I have this equation: $$ \ln\frac{2-|y-1|}{1-|y|} = \ln x $$ which becomes $$ \ln(2-|y-1|)-\ln(1-|y|) = \ln x. $$
Can the first term in LHS be written as $\ln(2)-\ln(|y-1|)\implies\ln(2)-\ln(|y|)-\ln(|1|)$ and the second term as $\ln(1)-\ln(|y|)$?

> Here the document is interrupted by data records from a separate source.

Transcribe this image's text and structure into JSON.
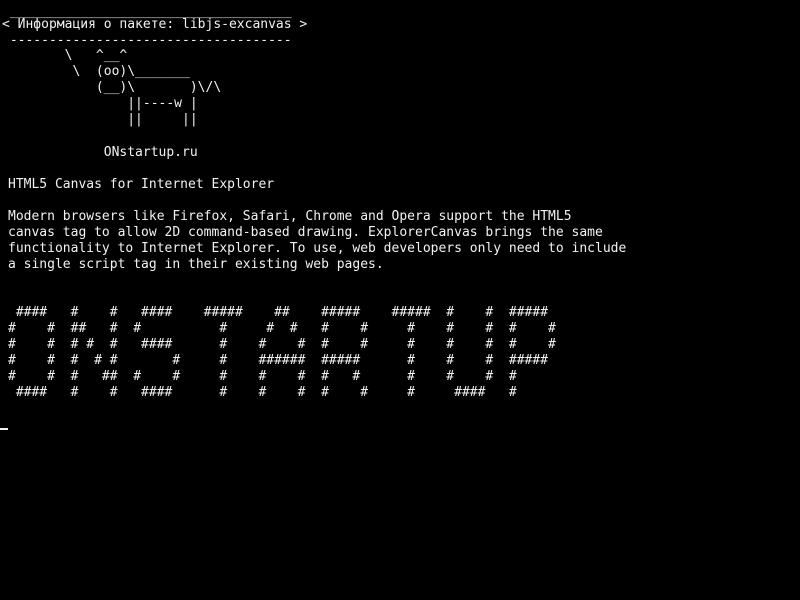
{
  "screen": {
    "foreground_color": "#f2f2f2",
    "background_color": "#000000",
    "header_border_top": " ____________________________________",
    "header_title": "< Информация о пакете: libjs-excanvas >",
    "header_border_bottom": " ------------------------------------",
    "cow": [
      "        \\   ^__^",
      "         \\  (oo)\\_______",
      "            (__)\\       )\\/\\",
      "                ||----w |",
      "                ||     ||"
    ],
    "site_label": "             ONstartup.ru",
    "package_title": "HTML5 Canvas for Internet Explorer",
    "description": [
      "Modern browsers like Firefox, Safari, Chrome and Opera support the HTML5",
      "canvas tag to allow 2D command-based drawing. ExplorerCanvas brings the same",
      "functionality to Internet Explorer. To use, web developers only need to include",
      "a single script tag in their existing web pages."
    ],
    "banner": [
      " ####   #    #   ####    #####    ##    #####    #####  #    #  #####",
      "#    #  ##   #  #          #     #  #   #    #     #    #    #  #    #",
      "#    #  # #  #   ####      #    #    #  #    #     #    #    #  #    #",
      "#    #  #  # #       #     #    ######  #####      #    #    #  #####",
      "#    #  #   ##  #    #     #    #    #  #   #      #    #    #  #",
      " ####   #    #   ####      #    #    #  #    #     #     ####   #"
    ]
  }
}
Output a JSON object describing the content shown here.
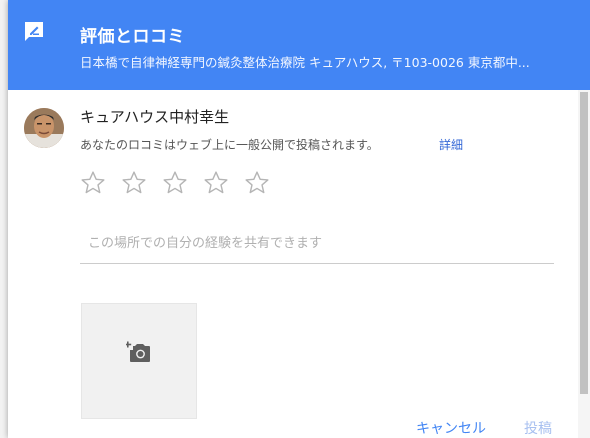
{
  "header": {
    "title": "評価とロコミ",
    "subtitle": "日本橋で自律神経専門の鍼灸整体治療院 キュアハウス, 〒103-0026 東京都中..."
  },
  "user": {
    "name": "キュアハウス中村幸生",
    "notice": "あなたのロコミはウェブ上に一般公開で投稿されます。",
    "details_label": "詳細"
  },
  "rating": {
    "max": 5,
    "value": 0
  },
  "review": {
    "placeholder": "この場所での自分の経験を共有できます",
    "value": ""
  },
  "photo": {
    "icon": "add-photo-camera-icon"
  },
  "actions": {
    "cancel_label": "キャンセル",
    "post_label": "投稿"
  },
  "colors": {
    "header": "#4285f4",
    "link": "#3367d6",
    "star_outline": "#b5b5b5"
  }
}
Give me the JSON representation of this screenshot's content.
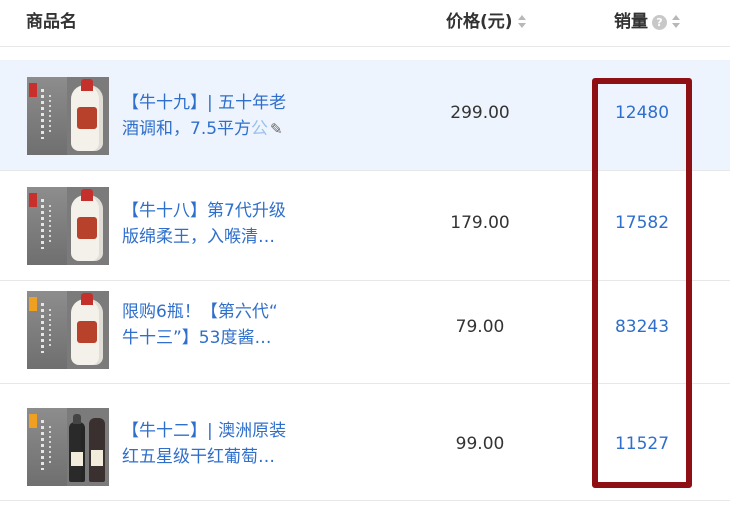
{
  "header": {
    "name_label": "商品名",
    "price_label": "价格(元)",
    "sales_label": "销量",
    "help_icon": "?"
  },
  "products": [
    {
      "title_line1": "【牛十九】| 五十年老",
      "title_line2": "酒调和，7.5平方",
      "title_faded": "公",
      "price": "299.00",
      "sales": "12480"
    },
    {
      "title_line1": "【牛十八】第7代升级",
      "title_line2": "版绵柔王，入喉清…",
      "title_faded": "",
      "price": "179.00",
      "sales": "17582"
    },
    {
      "title_line1": "限购6瓶！【第六代“",
      "title_line2": "牛十三”】53度酱…",
      "title_faded": "",
      "price": "79.00",
      "sales": "83243"
    },
    {
      "title_line1": "【牛十二】| 澳洲原装",
      "title_line2": "红五星级干红葡萄…",
      "title_faded": "",
      "price": "99.00",
      "sales": "11527"
    }
  ],
  "icons": {
    "sort": "sort-icon",
    "edit": "pencil-icon",
    "help": "question-icon"
  },
  "colors": {
    "link": "#2f6fcc",
    "highlight_row": "#eef4fd",
    "annotation_box": "#8e1015"
  }
}
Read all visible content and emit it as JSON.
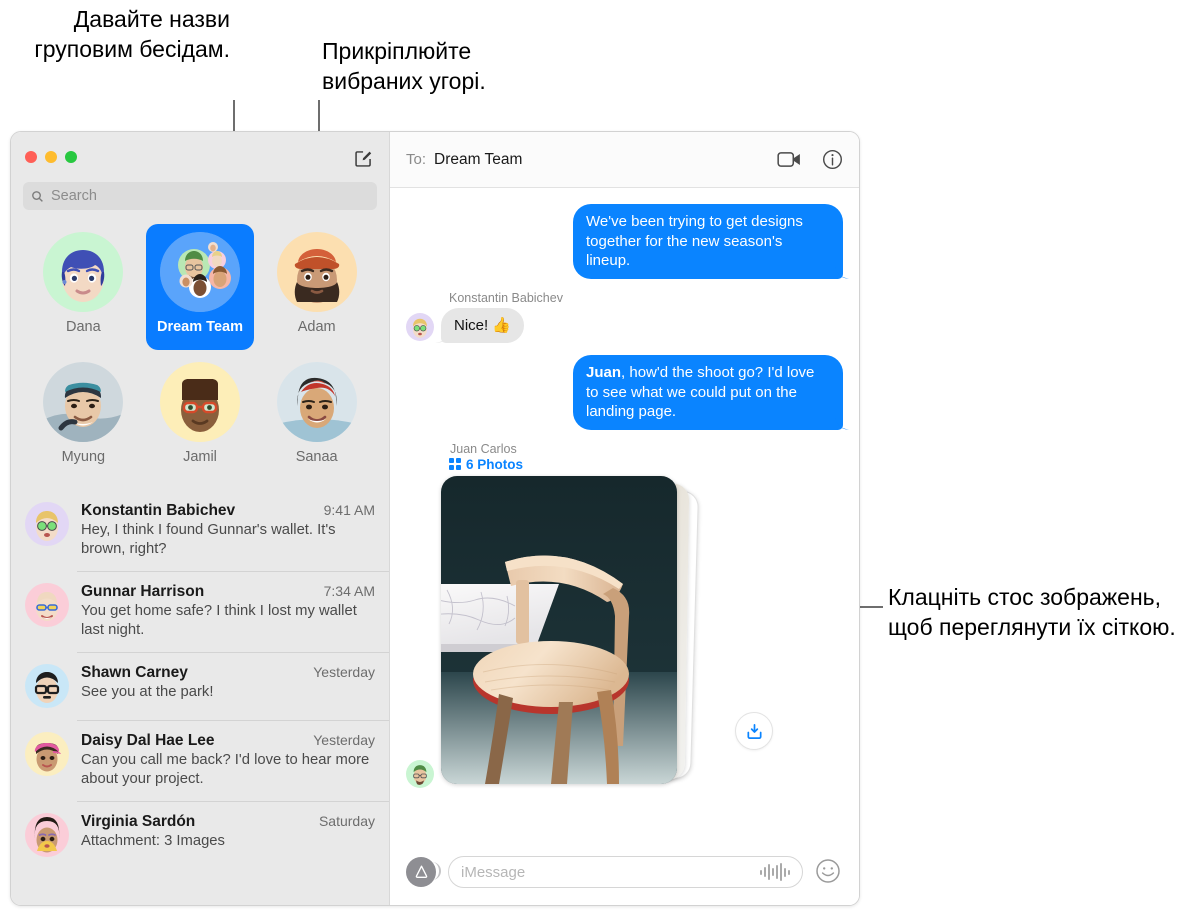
{
  "callouts": {
    "left": "Давайте назви груповим бесідам.",
    "middle": "Прикріплюйте вибраних угорі.",
    "right": "Клацніть стос зображень, щоб переглянути їх сіткою."
  },
  "window": {
    "traffic_lights": [
      "close",
      "minimize",
      "maximize"
    ],
    "compose_icon": "compose-icon"
  },
  "sidebar": {
    "search": {
      "placeholder": "Search",
      "icon": "search-icon"
    },
    "pinned": [
      {
        "name": "Dana",
        "selected": false,
        "avatar_bg": "#c9f5d2"
      },
      {
        "name": "Dream Team",
        "selected": true,
        "avatar_bg": "#5aa4fb"
      },
      {
        "name": "Adam",
        "selected": false,
        "avatar_bg": "#fcdfb0"
      },
      {
        "name": "Myung",
        "selected": false,
        "avatar_bg": "#f2f2f2"
      },
      {
        "name": "Jamil",
        "selected": false,
        "avatar_bg": "#fdeeb8"
      },
      {
        "name": "Sanaa",
        "selected": false,
        "avatar_bg": "#e8eef2"
      }
    ],
    "conversations": [
      {
        "name": "Konstantin Babichev",
        "time": "9:41 AM",
        "snippet": "Hey, I think I found Gunnar's wallet. It's brown, right?",
        "avatar_bg": "#e2d7f5"
      },
      {
        "name": "Gunnar Harrison",
        "time": "7:34 AM",
        "snippet": "You get home safe? I think I lost my wallet last night.",
        "avatar_bg": "#fbcdd8"
      },
      {
        "name": "Shawn Carney",
        "time": "Yesterday",
        "snippet": "See you at the park!",
        "avatar_bg": "#c9e7f7"
      },
      {
        "name": "Daisy Dal Hae Lee",
        "time": "Yesterday",
        "snippet": "Can you call me back? I'd love to hear more about your project.",
        "avatar_bg": "#fbeec0"
      },
      {
        "name": "Virginia Sardón",
        "time": "Saturday",
        "snippet": "Attachment: 3 Images",
        "avatar_bg": "#fbcdd8"
      }
    ]
  },
  "conversation": {
    "to_label": "To:",
    "to_value": "Dream Team",
    "header_actions": [
      {
        "icon": "facetime-video-icon"
      },
      {
        "icon": "info-icon"
      }
    ],
    "messages": [
      {
        "kind": "text",
        "direction": "out",
        "text": "We've been trying to get designs together for the new season's lineup."
      },
      {
        "kind": "text",
        "direction": "in",
        "sender": "Konstantin Babichev",
        "text": "Nice!  👍",
        "avatar_bg": "#e2d7f5"
      },
      {
        "kind": "text",
        "direction": "out",
        "bold_prefix": "Juan",
        "text": ", how'd the shoot go? I'd love to see what we could put on the landing page."
      },
      {
        "kind": "photo-stack",
        "direction": "in",
        "sender": "Juan Carlos",
        "count_label": "6 Photos",
        "count_icon": "grid-icon",
        "avatar_bg": "#c9f5d2",
        "download_icon": "download-icon"
      }
    ],
    "composer": {
      "appstore_icon": "app-store-icon",
      "placeholder": "iMessage",
      "audio_icon": "audio-waveform-icon",
      "emoji_icon": "emoji-smiley-icon"
    }
  },
  "colors": {
    "accent_blue": "#0a84ff",
    "selected_pin": "#0a7cff",
    "incoming_bubble": "#e6e6e6",
    "sidebar_bg": "#e9e9e9"
  }
}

How does one solve for $y$?
On
You actually do not need to bother with logarithm for this simple question. First, you observe that if $x \leq 0$ the RHS makes no sense, so there are no solutions. If instead $x > 0$, then the equation can be rewritten as $$ \frac{2-|y-1|}{1-|y|} = x, $$ since the logarithm is an injective function. Now you should be able to solve it by yourself. For instance, try to plot a graph of the LHS.
Remember that you have to discard solutions which give non-positive values for $x$.
No. In general $$\ln(a-b)=\ln(a)-\ln (b)$$ if and only if $$a-b=\frac ab,\ a-b\gt 0,\ a\gt 0,\ b\gt 0.$$
To solve $$\frac{2-|y-1|}{1-|y|}=x$$ for $y$, separate it into three cases as $y\le 0,0\lt y\le 1,1\lt y.$ But note that $$1-|y|\not=0\iff y\not=\pm1.$$
Case 1 : If $y\le 0$, then we have $$\frac{2-(-(y-1))}{1-(-y)}=x\Rightarrow x=1.$$ Note that $y\le 0$ can be any real number except $-1$.
Case 2 : If $0\lt y\lt 1$, then we have $$\frac{2-(-(y-1))}{1-y}=x\Rightarrow y+1=x(1-y)\Rightarrow y(1+x)=x-1\Rightarrow y=\frac{x-1}{1+x}$$because $x\gt 0\Rightarrow 1+x\not=0$.
Case 3 : If $y\gt 1$, then we have $$\frac{2-(y-1)}{1-y}=x\Rightarrow -y+3=x(1-y)\Rightarrow y(-1+x)=x-3\Rightarrow y=\frac{x-3}{x-1}$$ because $x\not=1$.